You remember the woman that came to your last show fresh from radiation therapy. Although the chemo had taken her hair, she looked radiant with her head gently wrapped up in a purple scarf. Having seen her at countless shows of yours in the past, you were on friendly enough terms for her to shyly disclose that her breasts were so burned from her last treatment, that she could barely stand upright. Yet somehow, she’d found the strength that night to get out of bed and come see you play. While you performed, you watched her out there in the audience singing along to one of your songs. At the conclusion of your show, she came up to you and whispered, “That was exactly what I needed.” You watched her walk away, and she turned around, lifted her chin, and smiled one last smile back at you before disappearing out the door and into the dark.

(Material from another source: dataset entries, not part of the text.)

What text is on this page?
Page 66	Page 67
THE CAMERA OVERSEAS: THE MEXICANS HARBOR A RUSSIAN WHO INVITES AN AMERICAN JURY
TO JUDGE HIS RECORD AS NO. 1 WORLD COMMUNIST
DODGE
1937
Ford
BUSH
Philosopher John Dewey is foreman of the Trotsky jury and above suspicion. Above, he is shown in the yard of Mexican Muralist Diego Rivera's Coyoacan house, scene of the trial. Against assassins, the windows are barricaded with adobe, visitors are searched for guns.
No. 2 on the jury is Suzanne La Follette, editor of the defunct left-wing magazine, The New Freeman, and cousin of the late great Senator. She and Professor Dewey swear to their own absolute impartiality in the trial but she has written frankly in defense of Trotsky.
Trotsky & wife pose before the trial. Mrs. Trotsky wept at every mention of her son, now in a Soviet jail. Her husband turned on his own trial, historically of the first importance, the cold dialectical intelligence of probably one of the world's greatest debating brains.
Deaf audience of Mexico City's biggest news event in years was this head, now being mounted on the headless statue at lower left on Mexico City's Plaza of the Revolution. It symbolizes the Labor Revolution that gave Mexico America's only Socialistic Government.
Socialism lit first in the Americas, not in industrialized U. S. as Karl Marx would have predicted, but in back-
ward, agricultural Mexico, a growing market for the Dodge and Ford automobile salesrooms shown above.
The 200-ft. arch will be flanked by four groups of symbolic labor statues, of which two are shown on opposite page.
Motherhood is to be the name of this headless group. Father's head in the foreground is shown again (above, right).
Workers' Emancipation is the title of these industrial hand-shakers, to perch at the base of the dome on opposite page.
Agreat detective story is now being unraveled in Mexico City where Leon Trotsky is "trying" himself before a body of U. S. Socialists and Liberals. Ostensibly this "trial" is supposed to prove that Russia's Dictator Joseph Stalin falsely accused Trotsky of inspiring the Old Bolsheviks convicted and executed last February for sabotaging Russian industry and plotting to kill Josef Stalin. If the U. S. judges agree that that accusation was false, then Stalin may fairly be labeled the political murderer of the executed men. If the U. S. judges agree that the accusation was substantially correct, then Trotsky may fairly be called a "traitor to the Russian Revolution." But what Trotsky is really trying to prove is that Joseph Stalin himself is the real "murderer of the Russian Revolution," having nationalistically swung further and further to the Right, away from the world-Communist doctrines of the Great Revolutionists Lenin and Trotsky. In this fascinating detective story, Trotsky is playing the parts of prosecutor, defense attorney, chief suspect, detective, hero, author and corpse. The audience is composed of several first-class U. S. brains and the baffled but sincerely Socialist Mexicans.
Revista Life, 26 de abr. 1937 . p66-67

Thinking about that woman, you can’t help but feel a profound sense of success. You embrace it. Because that is your real “Grammy Moment.” You take the gift of her smile, along with the memory of having helped someone, and you put it on a shelf in your mind. You think about that last mail out you did. You know, the one mixed with e-commerce Internet orders and cards for weddings, funerals, births, graduates, and soldiers in Iraq and Afghanistan. It took over two decades of playing music to gather a fanbase like what you have. And you care. Oh yes, you care. You send a prayer out to the woman with the purple scarf.

You have quit before. You will quit again. But this time you vow to never again forget that you have indeed “made it.” Though your career path might be similar to the Guadalupe River, by the time you reach the ocean, if you don’t cave into the demons who have outposts in your head, your art will have made an impact on this world — one person at a time. That is, if you rise up and claim your real Grammy Moment.